The status UNKNOWN for scr10 means statically registered — the listener cannot ask the database for live status because the registration came from listener.ora, not from PMON. After the database opens, PMON dynamically registers the same service and the status flips to READY.

Common Variations

For RAC and Data Guard the static block usually still names the database for role transitions:

1SID_LIST_LISTENER =
2  (SID_LIST =
3    (SID_DESC =
4      (GLOBAL_DBNAME = scr10_DGMGRL)
5      (ORACLE_HOME   = /u01/app/oracle/product/19c)
6      (SID_NAME      = scr10)
7    )
8  )

The _DGMGRL suffix on GLOBAL_DBNAME is the convention Data Guard Broker uses for its management connections.
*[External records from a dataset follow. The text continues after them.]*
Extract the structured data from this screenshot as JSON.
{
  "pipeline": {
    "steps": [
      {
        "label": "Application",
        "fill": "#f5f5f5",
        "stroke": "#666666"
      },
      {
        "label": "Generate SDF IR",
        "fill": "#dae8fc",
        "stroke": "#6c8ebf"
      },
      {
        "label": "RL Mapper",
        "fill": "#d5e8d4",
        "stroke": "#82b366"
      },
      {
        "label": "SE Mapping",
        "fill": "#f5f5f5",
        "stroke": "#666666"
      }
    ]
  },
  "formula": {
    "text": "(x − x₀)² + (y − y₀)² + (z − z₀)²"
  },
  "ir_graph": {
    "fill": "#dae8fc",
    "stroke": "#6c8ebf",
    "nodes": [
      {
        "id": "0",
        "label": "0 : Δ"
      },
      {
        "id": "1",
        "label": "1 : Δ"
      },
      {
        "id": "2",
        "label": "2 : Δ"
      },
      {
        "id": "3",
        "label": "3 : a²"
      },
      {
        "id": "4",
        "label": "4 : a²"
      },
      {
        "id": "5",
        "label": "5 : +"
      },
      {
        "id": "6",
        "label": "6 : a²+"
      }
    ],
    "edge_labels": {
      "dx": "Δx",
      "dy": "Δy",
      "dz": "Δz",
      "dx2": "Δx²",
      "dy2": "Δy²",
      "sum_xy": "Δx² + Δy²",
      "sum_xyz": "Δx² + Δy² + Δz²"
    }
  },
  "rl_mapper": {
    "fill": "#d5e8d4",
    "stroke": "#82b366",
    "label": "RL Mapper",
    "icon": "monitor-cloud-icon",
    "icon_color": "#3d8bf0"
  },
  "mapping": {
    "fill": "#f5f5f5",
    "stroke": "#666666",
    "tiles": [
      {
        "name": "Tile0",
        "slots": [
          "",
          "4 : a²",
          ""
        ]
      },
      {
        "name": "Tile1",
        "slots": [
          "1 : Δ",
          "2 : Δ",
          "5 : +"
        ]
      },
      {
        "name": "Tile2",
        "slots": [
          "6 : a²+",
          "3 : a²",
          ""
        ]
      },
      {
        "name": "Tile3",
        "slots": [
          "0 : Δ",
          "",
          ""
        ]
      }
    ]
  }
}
For containers (CDB/PDB) in 12c+, dynamic registration handles every PDB automatically. Static GLOBAL_DBNAME entries are still useful at the CDB level for the same RMAN/Data Guard reasons.

Important Considerations

The listener does not need to live on the same host as the database, and a single listener can serve many databases on many hosts. In RAC the SCAN listener is a logically separate component that delegates to local listeners. None of that changes the listener.ora grammar shown above — only the address values and the number of SID_DESC blocks.

If lsnrctl status returns TNS-12541: TNS:no listener, the listener is not running at the address the command is connecting to. Default address is (ADDRESS=(PROTOCOL=TCP)(HOST=localhost)(PORT=1521)); override with lsnrctl status LISTENER (named) or set LOCAL_LISTENER for the lsnrctl session.

The original entries above target an Oracle 10gR2 ORACLE_HOME path. The grammar has not changed in 21c — drop the file into a current-version network/admin directory unchanged, then update the ORACLE_HOME paths.